Traditionally, convertible sports cars lack the respect given to their coupe counterparts. The reason for the convertible hate among car enthusiasts is their relative lack of agility. In a coupe, the car is held together by both a floor and a roof. In a convertible, the latter is missing. So there’s a significant lack of structural rigidity, making ‘verts seem a bit floppy when compared to their fixed-roof siblings. There’s also the weight increase, thanks for the folding roof mechanism and the extra structural bracing automakers add to try and stiffen up the naturally soggy chassis. So when Top Gear reviewed the BMW M4 Competition Package Convertible, we were a bit curious to see how they felt.
Aside from the folding metal roof, the M4 Comp Pack Convertible is mostly mechanically identical to the Coupe. Under the hood lies the same 3.0 liter twin-turbocharged I6 engine that makes 444 hp and 406 lb-ft of torque. With the added weight of the folding rood, the M4 Comp Pack ‘Vert gets from 0-60 mph in about 4.5 seconds, which is a good bit slower than the Coupe. However, that’s still properly quick and allows for some good fun.
The suspension of the M4 Competition Package Convertible is a touch different than the Coupe. The spring rate is revamped to accommodate the extra weight and Top Gear claims it actually makes the car more supple. We felt this in the Comp Pack Coupe, as well. That makes it actually quite a bit enjoyable to drive, especially around town where bumps and potholes are plentiful. So the Convertible actually makes for a better cruiser.
But there are two aspects of the BMW M4 Competition Package Convertible that really stand out to Top Gear. The first is the noise. With the top down and the Comp Pack’s new exhaust, the M4 is properly aggressive. The exhaust pops and bangs, shows off the fury of that blown-six and even shows off its turbos, with whooshes and whistles that are normally hidden in the Coupe. So it becomes a bit more exciting than the coupe, actually. It has a bit more drama. The second thing TG likes about this car, which admittedly isn’t exclusive to the Convertible, is the manual gearbox. While you can get a manual in any M4, it’s rare to see M4s with three-pedal ‘boxes these days. What’s even more surprising is how much it made a difference in the driving experience. We all know how much more interactive driving with a manual is and it makes a bit difference in the typically-clinical M4. Plus, TG was impressed with the shift quality, which was better than BMW’s usual manuals.

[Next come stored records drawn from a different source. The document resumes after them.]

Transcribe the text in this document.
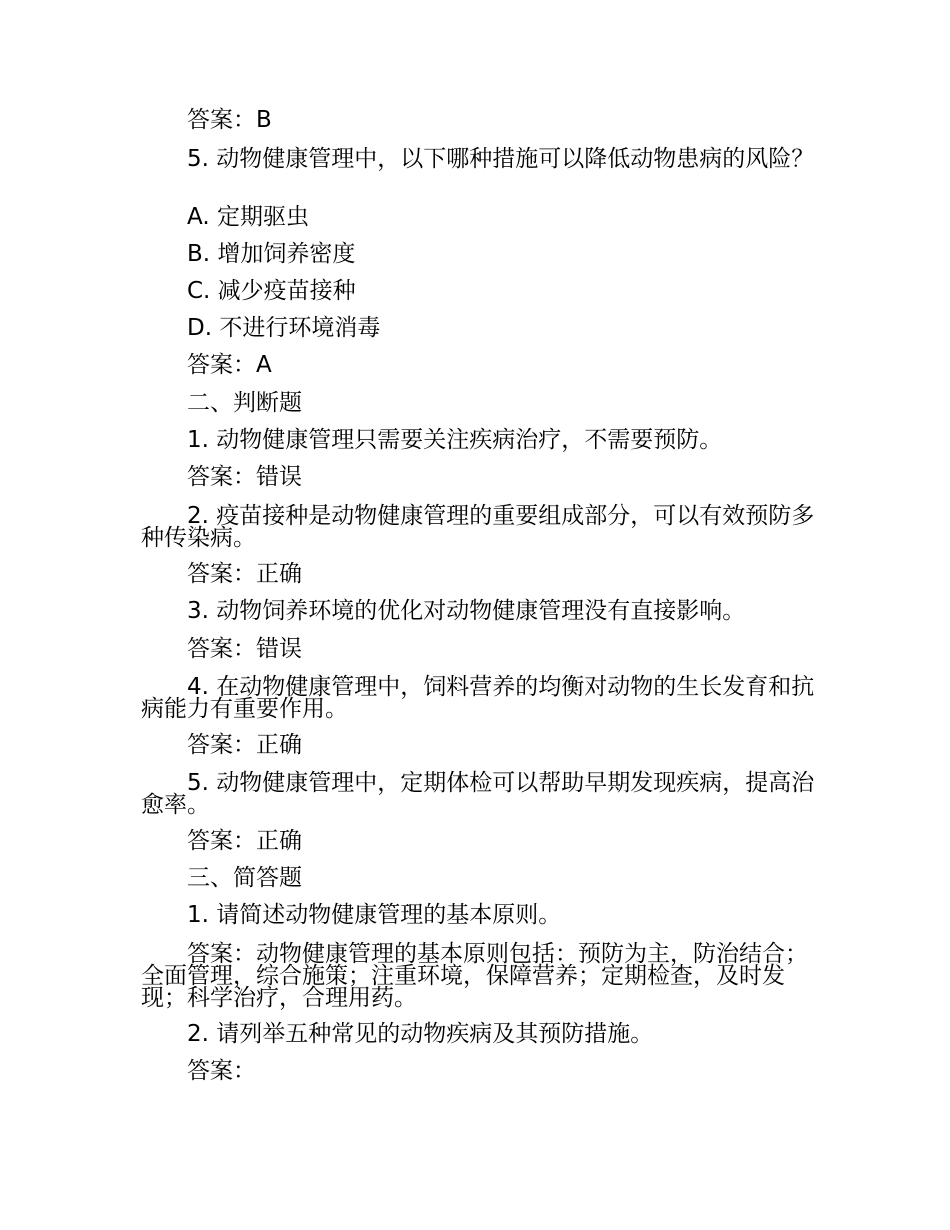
答案：B
5. 动物健康管理中，以下哪种措施可以降低动物患病的风险？
A. 定期驱虫
B. 增加饲养密度
C. 减少疫苗接种
D. 不进行环境消毒
答案：A
二、判断题
1. 动物健康管理只需要关注疾病治疗，不需要预防。
答案：错误
2. 疫苗接种是动物健康管理的重要组成部分，可以有效预防多种传染病。
答案：正确
3. 动物饲养环境的优化对动物健康管理没有直接影响。
答案：错误
4. 在动物健康管理中，饲料营养的均衡对动物的生长发育和抗病能力有重要作用。
答案：正确
5. 动物健康管理中，定期体检可以帮助早期发现疾病，提高治愈率。
答案：正确
三、简答题
1. 请简述动物健康管理的基本原则。
答案：动物健康管理的基本原则包括：预防为主，防治结合；全面管理，综合施策；注重环境，保障营养；定期检查，及时发现；科学治疗，合理用药。
2. 请列举五种常见的动物疾病及其预防措施。
答案：
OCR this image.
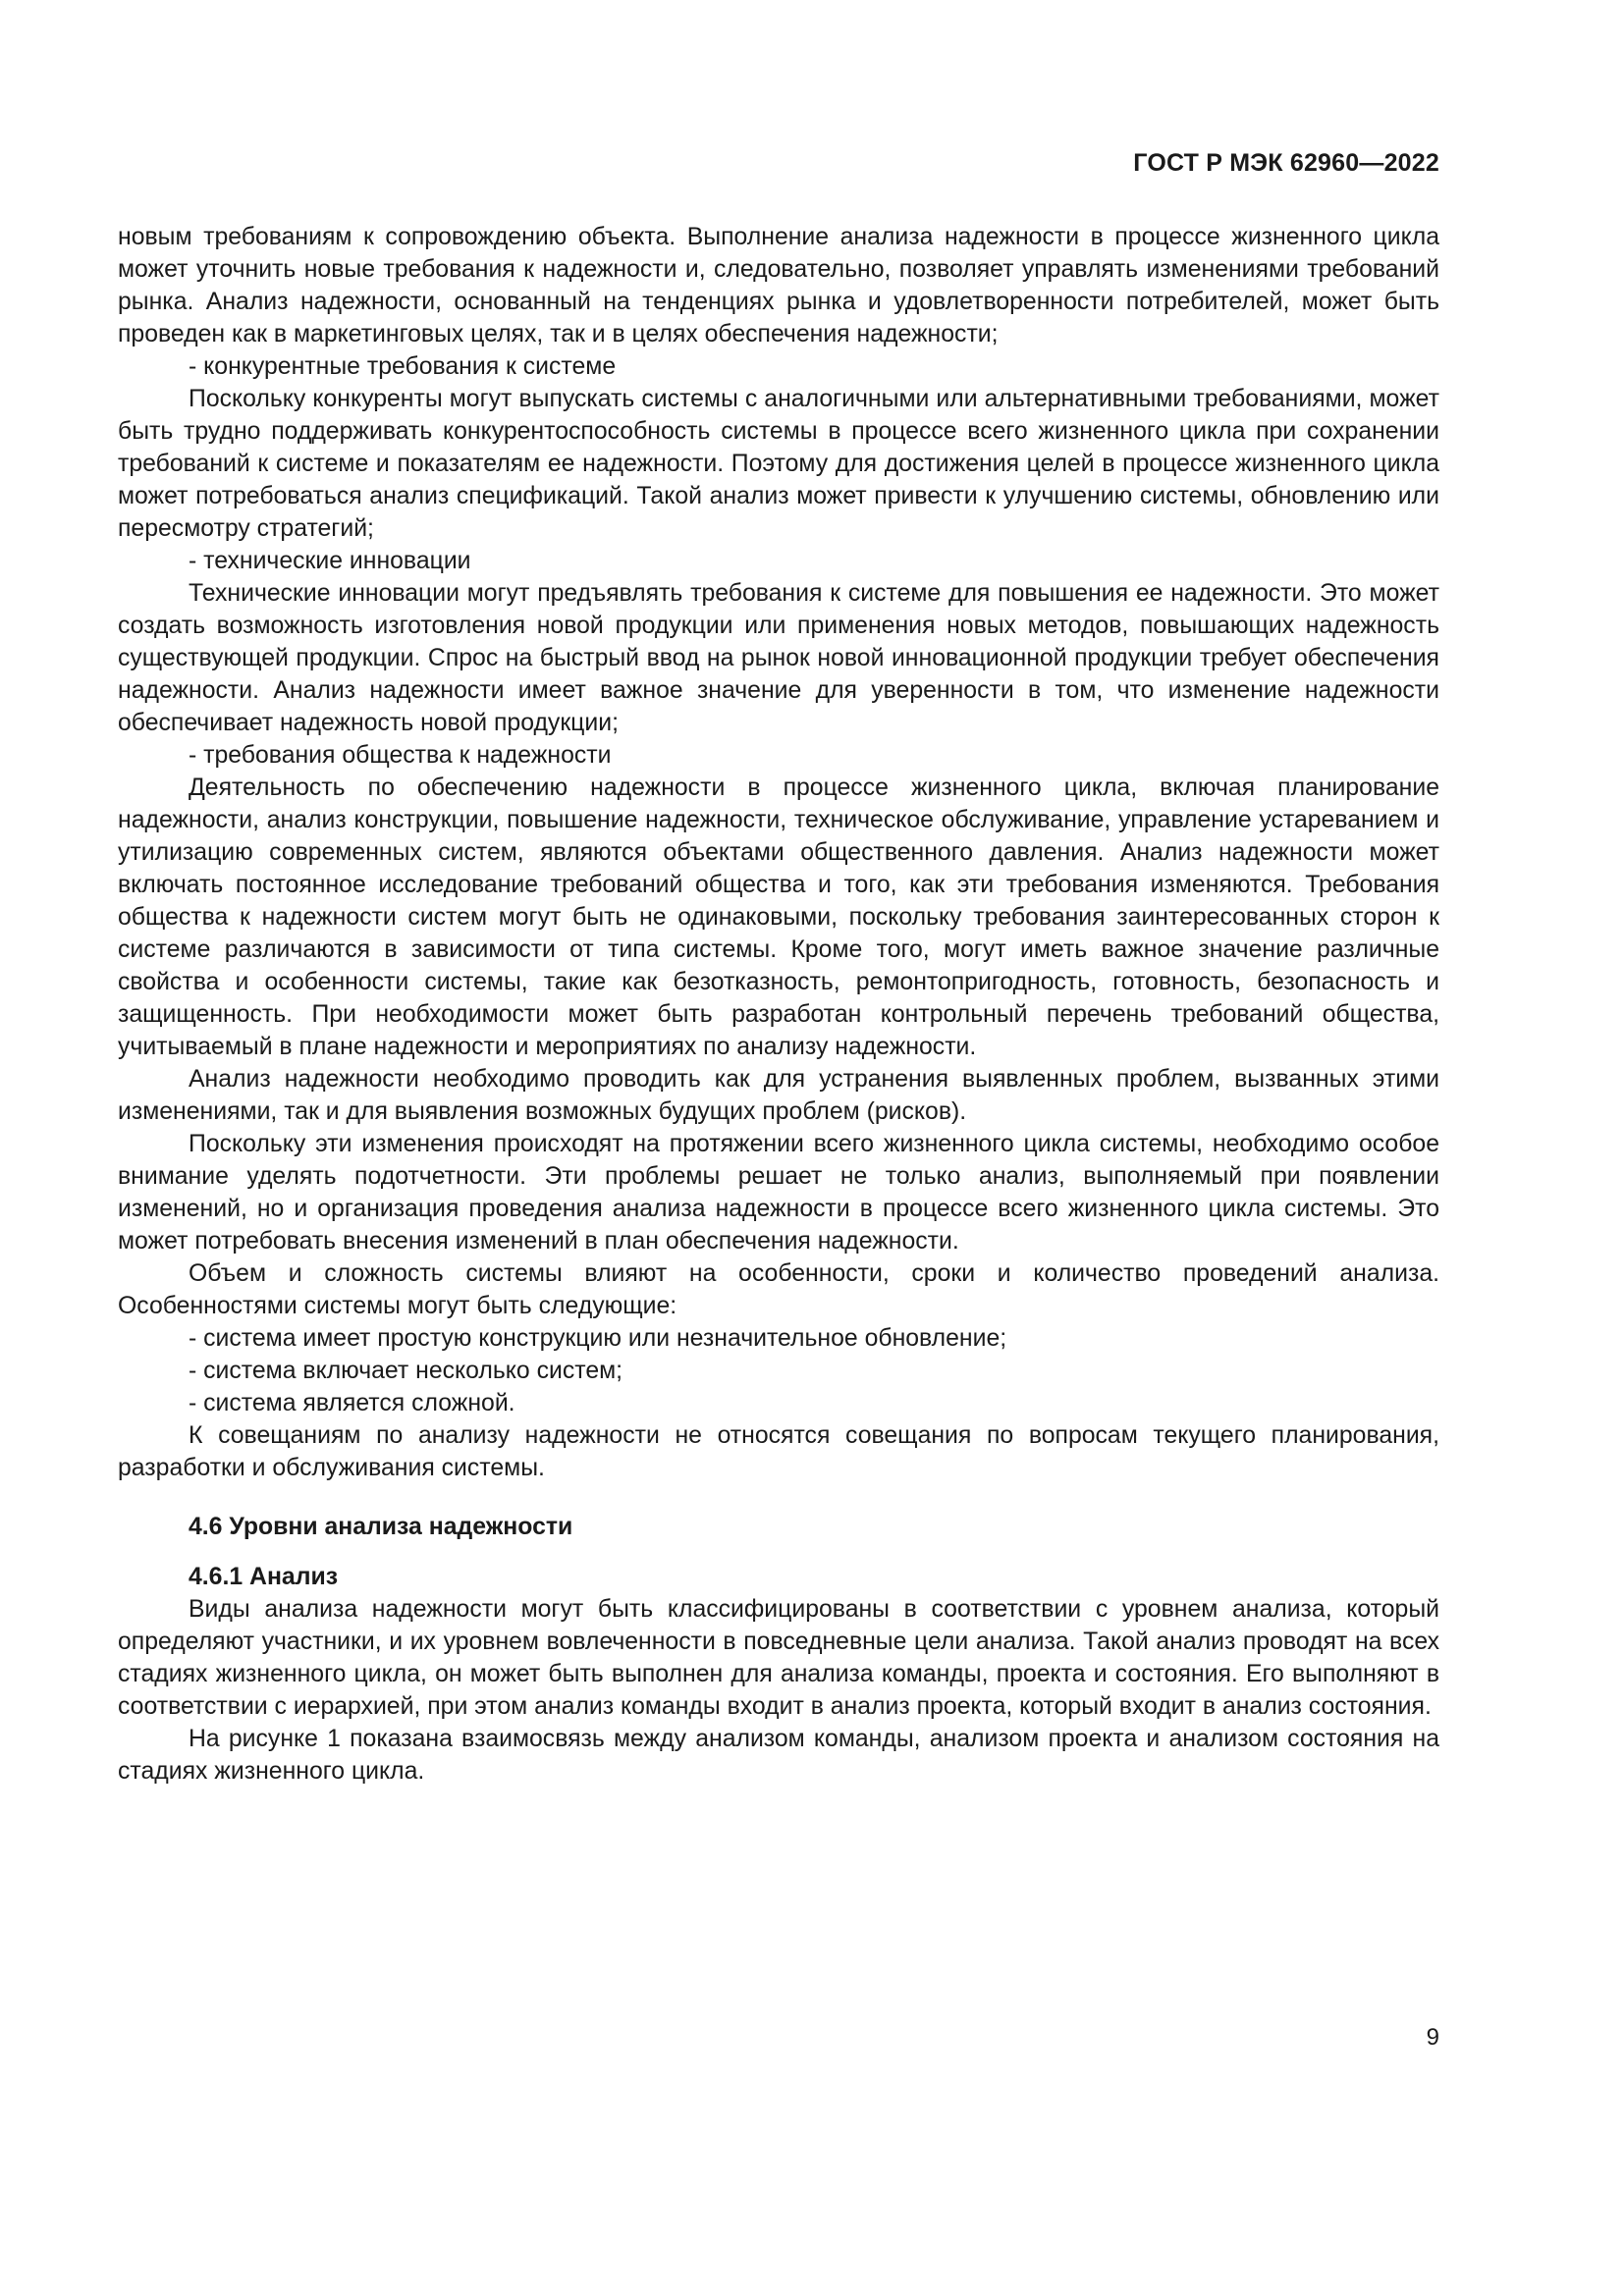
ГОСТ Р МЭК 62960—2022

новым требованиям к сопровождению объекта. Выполнение анализа надежности в процессе жизненного цикла может уточнить новые требования к надежности и, следовательно, позволяет управлять изменениями требований рынка. Анализ надежности, основанный на тенденциях рынка и удовлетворенности потребителей, может быть проведен как в маркетинговых целях, так и в целях обеспечения надежности;

- конкурентные требования к системе

Поскольку конкуренты могут выпускать системы с аналогичными или альтернативными требованиями, может быть трудно поддерживать конкурентоспособность системы в процессе всего жизненного цикла при сохранении требований к системе и показателям ее надежности. Поэтому для достижения целей в процессе жизненного цикла может потребоваться анализ спецификаций. Такой анализ может привести к улучшению системы, обновлению или пересмотру стратегий;

- технические инновации

Технические инновации могут предъявлять требования к системе для повышения ее надежности. Это может создать возможность изготовления новой продукции или применения новых методов, повышающих надежность существующей продукции. Спрос на быстрый ввод на рынок новой инновационной продукции требует обеспечения надежности. Анализ надежности имеет важное значение для уверенности в том, что изменение надежности обеспечивает надежность новой продукции;

- требования общества к надежности

Деятельность по обеспечению надежности в процессе жизненного цикла, включая планирование надежности, анализ конструкции, повышение надежности, техническое обслуживание, управление устареванием и утилизацию современных систем, являются объектами общественного давления. Анализ надежности может включать постоянное исследование требований общества и того, как эти требования изменяются. Требования общества к надежности систем могут быть не одинаковыми, поскольку требования заинтересованных сторон к системе различаются в зависимости от типа системы. Кроме того, могут иметь важное значение различные свойства и особенности системы, такие как безотказность, ремонтопригодность, готовность, безопасность и защищенность. При необходимости может быть разработан контрольный перечень требований общества, учитываемый в плане надежности и мероприятиях по анализу надежности.

Анализ надежности необходимо проводить как для устранения выявленных проблем, вызванных этими изменениями, так и для выявления возможных будущих проблем (рисков).

Поскольку эти изменения происходят на протяжении всего жизненного цикла системы, необходимо особое внимание уделять подотчетности. Эти проблемы решает не только анализ, выполняемый при появлении изменений, но и организация проведения анализа надежности в процессе всего жизненного цикла системы. Это может потребовать внесения изменений в план обеспечения надежности.

Объем и сложность системы влияют на особенности, сроки и количество проведений анализа. Особенностями системы могут быть следующие:

- система имеет простую конструкцию или незначительное обновление;

- система включает несколько систем;

- система является сложной.

К совещаниям по анализу надежности не относятся совещания по вопросам текущего планирования, разработки и обслуживания системы.

4.6 Уровни анализа надежности

4.6.1 Анализ

Виды анализа надежности могут быть классифицированы в соответствии с уровнем анализа, который определяют участники, и их уровнем вовлеченности в повседневные цели анализа. Такой анализ проводят на всех стадиях жизненного цикла, он может быть выполнен для анализа команды, проекта и состояния. Его выполняют в соответствии с иерархией, при этом анализ команды входит в анализ проекта, который входит в анализ состояния.

На рисунке 1 показана взаимосвязь между анализом команды, анализом проекта и анализом состояния на стадиях жизненного цикла.

9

While TG didn’t expect to like the M4 Comp Pack Convertible as much as the Coupe, they actually found it quite good. Sure, the body shutters and flexes over bumps far more than it should and the rearview mirror even rattles over bumps. But the overall experience is one that’s fun, exciting and more dramatic than the coupe’s. While it isn’t necessarily as fun, from a performance standpoint, it has its own charms that make it a great car in its own right. A car that’s better than expected.